Ankete katılanların çoğunluğu çok dilli dillerde mikro hizmetler oluşturuyor ve yalnızca yaklaşık ¼’ü yalnızca Go kullanıyor. Python (%33), Node.js (%28) ve Java (%26) ile birlikte en yaygın yardımcı dil. Yine kuruluş büyüklüğüne göre farklılıklar görülüyor; daha büyük kuruluşlar Python (%43) ve Java (%36) mikro hizmetlerini entegre etme olasılığının daha yüksek olduğunu, küçük kuruluşların ise yalnızca Go (%30) kullanma olasılığının biraz daha yüksek olduğunu görüyoruz. Kuruluşun büyüklüğüne bağlı olarak diğer dillerin de eşit şekilde kullanıldığı görüldü.
Genel olarak katılımcılar, mikro hizmet tabanlı uygulamalar yazarken karşılaştıkları en büyük zorlukların test ve hata ayıklama olduğunu, ardından operasyonel karmaşıklığın geldiğini söyledi.
Diğer pek çok zorluk bu grafiğin uzun kuyruğunda yer alıyor, ancak “taşınabilirlik” çoğu yanıt veren için sorun olmayan bir konu olarak öne çıkıyor.

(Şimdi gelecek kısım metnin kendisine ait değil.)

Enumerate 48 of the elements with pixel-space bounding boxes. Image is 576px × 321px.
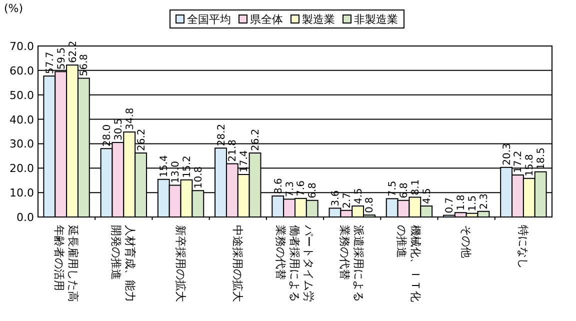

Anket nasıl bir tablo çıkardı?
Anketin son sorusu her zaman katılımcılara Go hakkında paylaşmak istedikleri başka bir şey olup olmadığını soruyor. İnsanların en sık verdiği geri bildirim “teşekkür ederim!” oldu ve bu yıl da farklı olmadı (%33).
Talep edilen dil iyileştirmeleri açısından, iyileştirilmiş ifade (%12), iyileştirilmiş hata işleme (%12) ve iyileştirilmiş tür güvenliği veya güvenilirliği (%9) arasında üç yönlü istatistiksel bir bağ görüldü.
Katılımcıların ifade kabiliyetini geliştirmeye yönelik çeşitli fikirleri vardı; bu geri bildirimin genel eğilimi şuydu: “İşte sık sık yazdığım belirli bir şey ve bunu Go’da ifade etmenin daha kolay olmasını diliyorum.” Hata işlemeyle ilgili sorunlar, bugün bu kodun ayrıntı düzeyiyle ilgili şikayetler olmaya devam ederken, tür güvenliğiyle ilgili geri bildirimler en çok toplam türlerine değiniyordu.